A new neural network and song indexing program have made all the difference

Google now playing

Google Assistant’s ‘Sound Search’ feature now recognizes what music is playing faster with an updated neural network design.

The search giant says it quadrupled the size of its neural network and altered how the algorithm identifies a song to make it more like ‘Now Playing.’

Now Playing was released by a Google AI team in 2017 alongside the company’s Pixel 2 phones. It’s a low-power, offline, always-on music recognition system that indexes small slices of songs as an identifier for the whole track. When the team made Now Playing they didn’t expect it to perform as well as it did, so now they’re retooling Sound Search’s online music recognition system with the updated technology.

To make this software small enough to run in the background the team developed a new system using convolutional neural networks that turns a section of music into a digital fingerprint for the whole song. Google stores these musical fingerprints in its servers, so users have to be online to take advantage of it.
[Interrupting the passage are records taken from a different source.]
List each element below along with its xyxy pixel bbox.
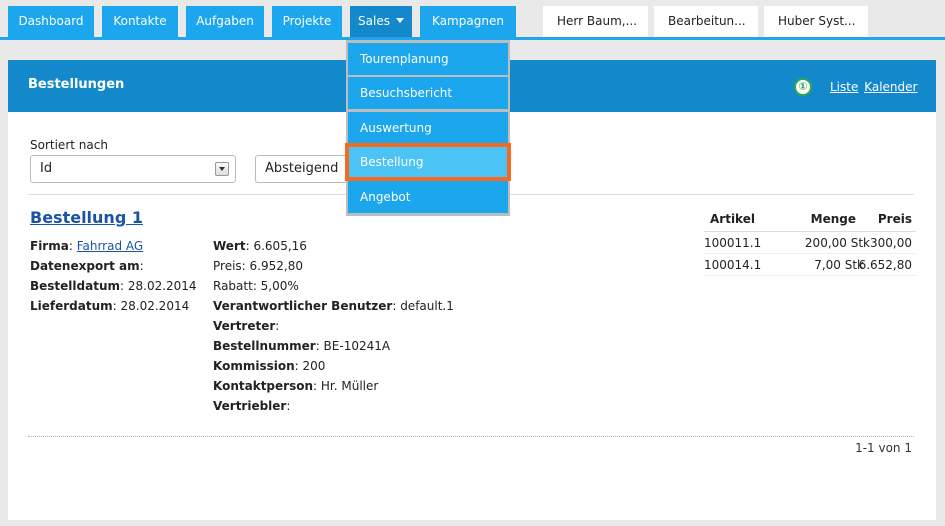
detail-label: Datenexport am [30, 259, 140, 273]
detail-vertriebler: Vertriebler: [213, 399, 291, 413]
cell-menge: 7,00 Stk [814, 258, 864, 272]
cell-artikel: 100011.1 [704, 236, 762, 250]
detail-label: Preis [213, 259, 242, 273]
order-details-right: Wert: 6.605,16 Preis: 6.952,80 Rabatt: 5… [213, 236, 454, 416]
sort-order-select[interactable]: Absteigend [255, 155, 355, 183]
order-title-link[interactable]: Bestellung 1 [30, 208, 143, 227]
detail-label: Firma [30, 239, 69, 253]
detail-value: 28.02.2014 [127, 279, 197, 293]
table-row: 100014.1 7,00 Stk 6.652,80 [704, 254, 916, 276]
detail-label: Bestellnummer [213, 339, 316, 353]
top-navigation: Dashboard Kontakte Aufgaben Projekte Sal… [0, 0, 945, 39]
order-details-left: Firma: Fahrrad AG Datenexport am: Bestel… [30, 236, 197, 316]
chevron-down-icon [395, 18, 404, 23]
sort-order-value: Absteigend [265, 161, 339, 176]
menu-item-bestellung[interactable]: Bestellung [345, 143, 511, 181]
open-tab-herr-baum[interactable]: Herr Baum,... [543, 6, 648, 37]
detail-bestelldatum: Bestelldatum: 28.02.2014 [30, 279, 197, 293]
detail-label: Rabatt [213, 279, 253, 293]
detail-label: Vertreter [213, 319, 276, 333]
view-kalender-link[interactable]: Kalender [864, 80, 917, 94]
detail-label: Wert [213, 239, 246, 253]
detail-value: 28.02.2014 [120, 299, 190, 313]
detail-vertreter: Vertreter: [213, 319, 280, 333]
detail-preis: Preis: 6.952,80 [213, 259, 303, 273]
tab-aufgaben[interactable]: Aufgaben [186, 6, 264, 37]
detail-benutzer: Verantwortlicher Benutzer: default.1 [213, 299, 454, 313]
detail-label: Kontaktperson [213, 379, 314, 393]
detail-value: default.1 [400, 299, 454, 313]
open-tab-bearbeitung[interactable]: Bearbeitun... [654, 6, 758, 37]
cell-preis: 6.652,80 [858, 258, 912, 272]
detail-lieferdatum: Lieferdatum: 28.02.2014 [30, 299, 190, 313]
table-row: 100011.1 200,00 Stk 300,00 [704, 232, 916, 254]
articles-table: Artikel Menge Preis 100011.1 200,00 Stk … [704, 208, 916, 276]
pagination-info: 1-1 von 1 [855, 441, 912, 455]
cell-menge: 200,00 Stk [804, 236, 870, 250]
menu-item-besuchsbericht[interactable]: Besuchsbericht [348, 77, 508, 109]
detail-label: Kommission [213, 359, 295, 373]
detail-kontaktperson: Kontaktperson: Hr. Müller [213, 379, 379, 393]
detail-bestellnummer: Bestellnummer: BE-10241A [213, 339, 391, 353]
detail-value: 5,00% [260, 279, 299, 293]
detail-firma: Firma: Fahrrad AG [30, 239, 144, 253]
detail-value: Hr. Müller [320, 379, 379, 393]
detail-value: 200 [302, 359, 326, 373]
col-artikel: Artikel [710, 212, 755, 226]
table-header: Artikel Menge Preis [704, 208, 916, 232]
detail-rabatt: Rabatt: 5,00% [213, 279, 299, 293]
detail-label: Verantwortlicher Benutzer [213, 299, 393, 313]
cell-preis: 300,00 [870, 236, 912, 250]
tab-kampagnen[interactable]: Kampagnen [420, 6, 516, 37]
view-liste-link[interactable]: Liste [830, 80, 858, 94]
col-preis: Preis [877, 212, 912, 226]
sort-field-select[interactable]: Id [30, 155, 236, 183]
tab-dashboard[interactable]: Dashboard [8, 6, 94, 37]
menu-item-auswertung[interactable]: Auswertung [348, 112, 508, 144]
detail-kommission: Kommission: 200 [213, 359, 326, 373]
chevron-down-icon [215, 162, 229, 176]
tab-kontakte[interactable]: Kontakte [102, 6, 178, 37]
sort-field-value: Id [40, 161, 53, 176]
sort-label: Sortiert nach [30, 138, 108, 152]
view-switcher: Liste Kalender [830, 80, 919, 94]
detail-label: Bestelldatum [30, 279, 120, 293]
tab-sales-label: Sales [358, 14, 390, 28]
info-icon[interactable]: ① [794, 78, 812, 96]
detail-wert: Wert: 6.605,16 [213, 239, 307, 253]
company-link[interactable]: Fahrrad AG [77, 239, 144, 253]
sales-dropdown-menu: Tourenplanung Besuchsbericht Auswertung … [345, 40, 511, 216]
tab-projekte[interactable]: Projekte [272, 6, 342, 37]
menu-item-angebot[interactable]: Angebot [348, 181, 508, 213]
detail-value: BE-10241A [323, 339, 391, 353]
detail-label: Lieferdatum [30, 299, 113, 313]
divider [28, 436, 914, 437]
open-tab-huber-systeme[interactable]: Huber Syst... [764, 6, 868, 37]
tab-sales[interactable]: Sales [350, 6, 412, 37]
page-title: Bestellungen [28, 77, 125, 92]
detail-datenexport: Datenexport am: [30, 259, 144, 273]
detail-label: Vertriebler [213, 399, 287, 413]
detail-value: 6.952,80 [249, 259, 303, 273]
cell-artikel: 100014.1 [704, 258, 762, 272]
detail-value: 6.605,16 [253, 239, 307, 253]
col-menge: Menge [810, 212, 856, 226]
menu-item-tourenplanung[interactable]: Tourenplanung [348, 43, 508, 75]
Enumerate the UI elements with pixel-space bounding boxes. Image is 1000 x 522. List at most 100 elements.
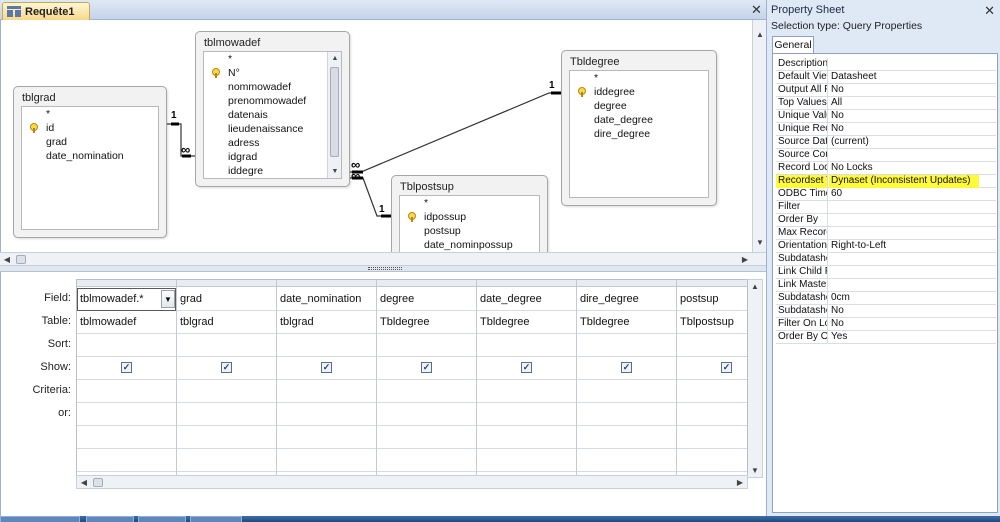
scroll-thumb[interactable] <box>93 478 103 487</box>
scroll-right-arrow-icon[interactable]: ▶ <box>733 476 747 489</box>
field-cell[interactable]: postsup <box>677 288 747 311</box>
taskbar-item[interactable] <box>190 516 242 522</box>
design-grid-pane[interactable]: Field: Table: Sort: Show: Criteria: or: … <box>0 272 766 516</box>
property-value[interactable]: Dynaset (Inconsistent Updates) <box>829 175 979 188</box>
or-cell[interactable] <box>177 426 276 449</box>
design-vscroll[interactable]: ▲ ▼ <box>752 20 766 252</box>
field-cell[interactable]: date_nomination <box>277 288 376 311</box>
field-item[interactable]: idpossup <box>400 210 539 224</box>
field-item[interactable]: iddegre <box>204 164 341 178</box>
show-checkbox[interactable]: ✓ <box>521 362 532 373</box>
show-checkbox[interactable]: ✓ <box>621 362 632 373</box>
or-cell[interactable] <box>577 403 676 426</box>
field-list-body[interactable]: * iddegree degree date_degree dire_degre… <box>569 70 709 198</box>
table-cell[interactable]: Tblpostsup <box>677 311 747 334</box>
sort-cell[interactable] <box>77 334 176 357</box>
show-cell[interactable]: ✓ <box>477 357 576 380</box>
field-item[interactable]: idgrad <box>204 150 341 164</box>
grid-column[interactable]: postsup Tblpostsup ✓ <box>677 280 747 477</box>
field-item[interactable]: iddegree <box>570 85 708 99</box>
qbe-grid[interactable]: tblmowadef.* ▼ tblmowadef ✓ grad tblgrad … <box>76 279 748 478</box>
or-cell[interactable] <box>677 426 747 449</box>
scroll-down-arrow-icon[interactable]: ▼ <box>748 464 762 477</box>
property-row-link-child-fields[interactable]: Link Child Fields <box>776 266 996 279</box>
criteria-cell[interactable] <box>77 380 176 403</box>
show-checkbox[interactable]: ✓ <box>721 362 732 373</box>
sort-cell[interactable] <box>377 334 476 357</box>
property-value[interactable] <box>829 227 996 240</box>
taskbar-item[interactable] <box>86 516 134 522</box>
chevron-down-icon[interactable]: ▼ <box>161 290 175 308</box>
design-hscroll[interactable]: ◀ ▶ <box>0 252 766 266</box>
sort-cell[interactable] <box>577 334 676 357</box>
property-row-source-database[interactable]: Source Database(current) <box>776 136 996 149</box>
show-cell[interactable]: ✓ <box>77 357 176 380</box>
field-cell[interactable]: tblmowadef.* ▼ <box>77 288 176 311</box>
or-cell[interactable] <box>77 403 176 426</box>
field-item[interactable]: grad <box>22 135 158 149</box>
or-cell[interactable] <box>477 449 576 472</box>
field-item[interactable]: * <box>204 52 341 66</box>
show-checkbox[interactable]: ✓ <box>421 362 432 373</box>
property-row-subdatasheet-expanded[interactable]: Subdatasheet ExpandedNo <box>776 305 996 318</box>
field-cell[interactable]: date_degree <box>477 288 576 311</box>
field-list-tblgrad[interactable]: tblgrad * id grad date_nomination <box>13 86 167 238</box>
field-cell[interactable]: degree <box>377 288 476 311</box>
sort-cell[interactable] <box>277 334 376 357</box>
taskbar-item[interactable] <box>138 516 186 522</box>
field-item[interactable]: dire_degree <box>570 127 708 141</box>
property-value[interactable]: All <box>829 97 996 110</box>
property-row-subdatasheet-height[interactable]: Subdatasheet Height0cm <box>776 292 996 305</box>
property-row-description[interactable]: Description <box>776 58 996 71</box>
close-query-icon[interactable]: ✕ <box>751 3 762 17</box>
or-cell[interactable] <box>377 449 476 472</box>
grid-column[interactable]: date_degree Tbldegree ✓ <box>477 280 577 477</box>
property-value[interactable]: No <box>829 318 996 331</box>
field-item[interactable]: id <box>22 121 158 135</box>
grid-column[interactable]: date_nomination tblgrad ✓ <box>277 280 377 477</box>
tab-general[interactable]: General <box>772 36 814 54</box>
or-cell[interactable] <box>577 426 676 449</box>
or-cell[interactable] <box>677 403 747 426</box>
property-row-default-view[interactable]: Default ViewDatasheet <box>776 71 996 84</box>
or-cell[interactable] <box>277 426 376 449</box>
property-value[interactable]: No <box>829 110 996 123</box>
property-row-record-locks[interactable]: Record LocksNo Locks <box>776 162 996 175</box>
criteria-cell[interactable] <box>477 380 576 403</box>
tab-query1[interactable]: Requête1 <box>2 2 90 20</box>
field-list-tblmowadef[interactable]: tblmowadef * N° nommowadef prenommowadef… <box>195 31 350 187</box>
or-cell[interactable] <box>77 426 176 449</box>
property-row-order-by-on-load[interactable]: Order By On LoadYes <box>776 331 996 344</box>
property-value[interactable]: No <box>829 305 996 318</box>
field-item[interactable]: date_nominpossup <box>400 238 539 252</box>
field-item[interactable]: * <box>400 196 539 210</box>
property-value[interactable] <box>829 201 996 214</box>
scroll-down-arrow-icon[interactable]: ▼ <box>753 236 766 249</box>
property-value[interactable]: No <box>829 123 996 136</box>
show-checkbox[interactable]: ✓ <box>321 362 332 373</box>
criteria-cell[interactable] <box>677 380 747 403</box>
criteria-cell[interactable] <box>377 380 476 403</box>
scroll-thumb[interactable] <box>16 255 26 264</box>
field-cell[interactable]: dire_degree <box>577 288 676 311</box>
show-cell[interactable]: ✓ <box>277 357 376 380</box>
field-item[interactable]: date_degree <box>570 113 708 127</box>
table-cell[interactable]: tblmowadef <box>77 311 176 334</box>
scroll-right-arrow-icon[interactable]: ▶ <box>738 253 752 266</box>
property-row-unique-records[interactable]: Unique RecordsNo <box>776 123 996 136</box>
taskbar-item[interactable] <box>0 516 80 522</box>
property-value[interactable] <box>829 58 996 71</box>
property-value[interactable]: 60 <box>829 188 996 201</box>
field-list-tblpostsup[interactable]: Tblpostsup * idpossup postsup date_nomin… <box>391 175 548 252</box>
property-row-output-all-fields[interactable]: Output All FieldsNo <box>776 84 996 97</box>
or-cell[interactable] <box>377 426 476 449</box>
property-row-orientation[interactable]: Orientation Right-to-Left <box>776 240 996 253</box>
sort-cell[interactable] <box>677 334 747 357</box>
field-item[interactable]: lieudenaissance <box>204 122 341 136</box>
or-cell[interactable] <box>577 449 676 472</box>
grid-vscroll[interactable]: ▲ ▼ <box>748 279 763 478</box>
or-cell[interactable] <box>177 403 276 426</box>
sort-cell[interactable] <box>477 334 576 357</box>
or-cell[interactable] <box>277 403 376 426</box>
property-row-max-records[interactable]: Max Records <box>776 227 996 240</box>
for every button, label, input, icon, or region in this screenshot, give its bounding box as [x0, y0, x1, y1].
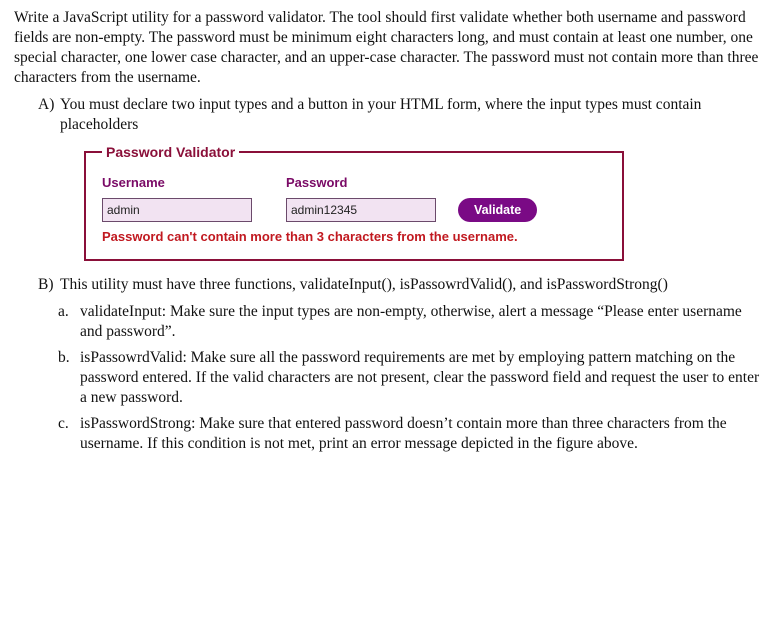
- list-body-a: You must declare two input types and a b…: [60, 95, 764, 135]
- password-input[interactable]: [286, 198, 436, 222]
- subitem-c: c. isPasswordStrong: Make sure that ente…: [58, 414, 764, 454]
- submarker-a: a.: [58, 302, 80, 342]
- submarker-b: b.: [58, 348, 80, 408]
- question-intro: Write a JavaScript utility for a passwor…: [14, 8, 764, 89]
- labels-row: Username Password: [102, 175, 606, 192]
- password-cell: [286, 198, 442, 222]
- subbody-c: isPasswordStrong: Make sure that entered…: [80, 414, 764, 454]
- username-label: Username: [102, 175, 270, 192]
- button-cell: Validate: [458, 198, 537, 222]
- submarker-c: c.: [58, 414, 80, 454]
- fieldset-legend: Password Validator: [102, 143, 239, 161]
- password-validator-fieldset: Password Validator Username Password Val…: [84, 143, 624, 262]
- list-marker-a: A): [38, 95, 60, 135]
- subitem-b: b. isPassowrdValid: Make sure all the pa…: [58, 348, 764, 408]
- subitem-a: a. validateInput: Make sure the input ty…: [58, 302, 764, 342]
- list-body-b: This utility must have three functions, …: [60, 275, 764, 295]
- error-message: Password can't contain more than 3 chara…: [102, 228, 606, 246]
- subbody-b: isPassowrdValid: Make sure all the passw…: [80, 348, 764, 408]
- password-label: Password: [286, 175, 442, 192]
- list-item-a: A) You must declare two input types and …: [38, 95, 764, 135]
- subbody-a: validateInput: Make sure the input types…: [80, 302, 764, 342]
- sublist: a. validateInput: Make sure the input ty…: [58, 302, 764, 455]
- validate-button[interactable]: Validate: [458, 198, 537, 222]
- validator-figure: Password Validator Username Password Val…: [84, 143, 624, 262]
- list-item-b: B) This utility must have three function…: [38, 275, 764, 295]
- username-cell: [102, 198, 270, 222]
- list-marker-b: B): [38, 275, 60, 295]
- inputs-row: Validate: [102, 198, 606, 222]
- username-input[interactable]: [102, 198, 252, 222]
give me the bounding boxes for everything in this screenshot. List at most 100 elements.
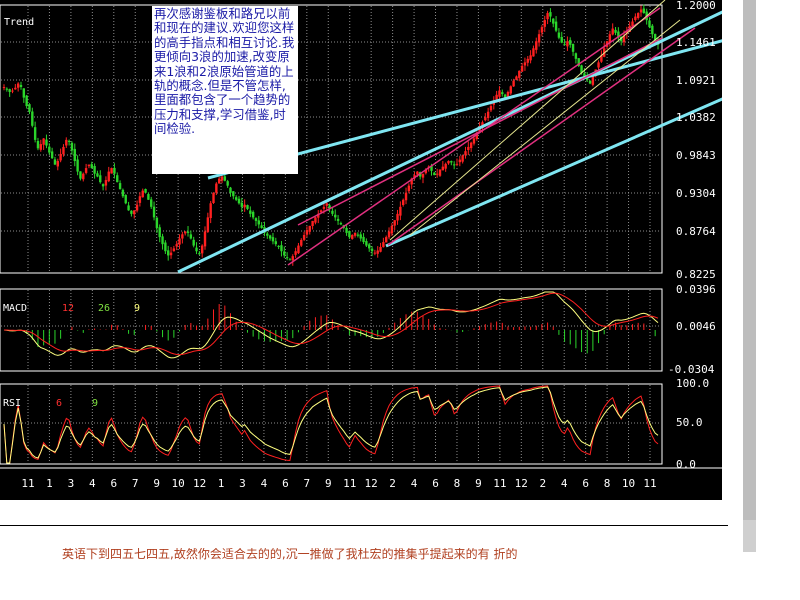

Now Playing compares music fingerprints to 10,000 or more relevant song fingerprints that are stored on-device. For the new version of Sound Search, there are 10s of millions of song fingerprints in the cloud.

There are a few changes between the two music recognition systems. The online version has a larger neural network since its less constrained by hardware, and it also doesn’t have to compress the music as much. Therefore the company can add more identification tags per song so that they can be identified more quickly.

The team wants to improve the features ability to work in noisy environments and if they can, make it work even faster as well.

It’s worth noting that when I tested the feature with the Google Search bar on the home screen of a OnePlus 6 it said the feature wasn’t available in my country, but when I tested it in the Google app it worked.